White cupcakes are a delicious treat with a moist, fine crumb and dense texture, perfect for any special occasion. Ideal for frosting and decorating, these cupcakes are also delightful on their own. If you’re looking for more classic sweet treats, check out my chocolate chip cookies!
Ingredients & Substitutions
Flour:
For this recipe, I used cake flour. Cake flour has a lower protein content (6-8%) compared to all-purpose flour (10-12%), resulting in delicate, fine-crumbed cupcakes.
Butter:
Use room-temperature unsalted butter. If you opt for salted butter, consider reducing or omitting the salt in the recipe.
Extracts:
Both vanilla and almond extracts are added to the batter. You can substitute vanilla extract for almond extract if you don’t have any on hand.
Eggs:
Only egg whites are needed for this recipe, contributing to a lighter and fluffier cupcake.
Milk:
Whole milk is preferred, but lower-fat milk can be used if that’s what you have on hand.
How to Store Cupcakes
To store cupcakes, let them cool completely first. Then, place them in an airtight container at room temperature for up to 2 days. Avoid storing them in the refrigerator as they tend to dry out faster.
Can I Freeze Cupcakes?
Yes! Freezing cupcakes is an excellent way to preserve their freshness. After letting the cupcakes cool completely, store them in a freezer-safe bag or container for up to 2-3 months. When ready to enjoy, thaw at room temperature for 1-2 hours.

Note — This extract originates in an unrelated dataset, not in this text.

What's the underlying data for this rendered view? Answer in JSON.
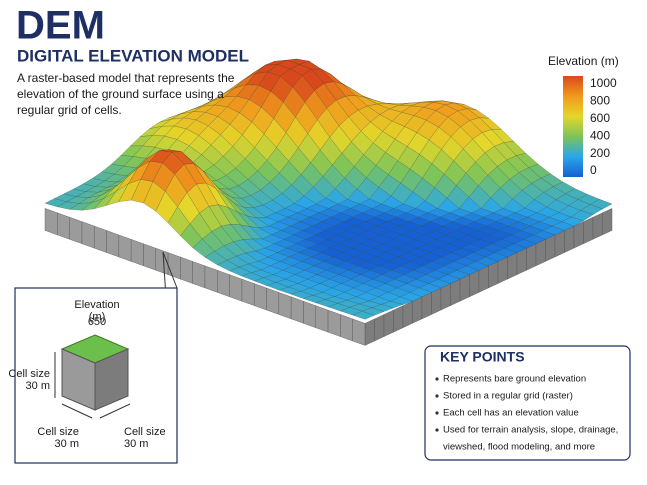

Best Frosting for White Cupcakes
These cupcakes are pictured with American Buttercream, but you can use your favorite frosting based on your own personal preference.
White Cupcakes
Ingredients
- 2 ¾ cups cake flour
- 2 teaspoons baking powder
- ½ teaspoon kosher salt
- 1 cup (2 sticks) unsalted butter, room temperature
- 2 ½ cups granulated sugar
- 2 teaspoons vanilla extract
- 1 teaspoon almond extract
- 5 large egg whites
- 1 cup whole milk, room temperature
Instructions
- Preheat your oven to 350°F.
- Line muffin tins with cupcake liners.
- In a large bowl, whisk together the cake flour, baking powder, and salt. Set aside.
- In the bowl of a stand mixer fitted with the paddle attachment, cream together the butter, sugar, vanilla, and almond extract on medium speed until light and fluffy, about 5 minutes. Scrape down the sides of the bowl as needed.
- With the mixer on low speed, add the egg whites one at a time, beating well after each addition. Scrape down the sides of the bowl as needed.
- With the mixer still on low speed, add one-third of the flour mixture to the creamed mixture. Then add half the milk, another third of the flour mixture, the remaining milk, and finally the remaining flour mixture. Mix just until combined, scraping down the sides of the bowl as needed.
- Using a ¼ cup ice cream scoop or a ¼ measuring cup, fill each lined muffin cup with batter.
- Bake for 21-23 minutes, or until the edges of the cupcakes start to brown and the center springs back when lightly touched.
- Remove the cupcakes from the oven and let them cool in the pan for about 5 minutes. Then, transfer to a wire rack to cool completely before frosting.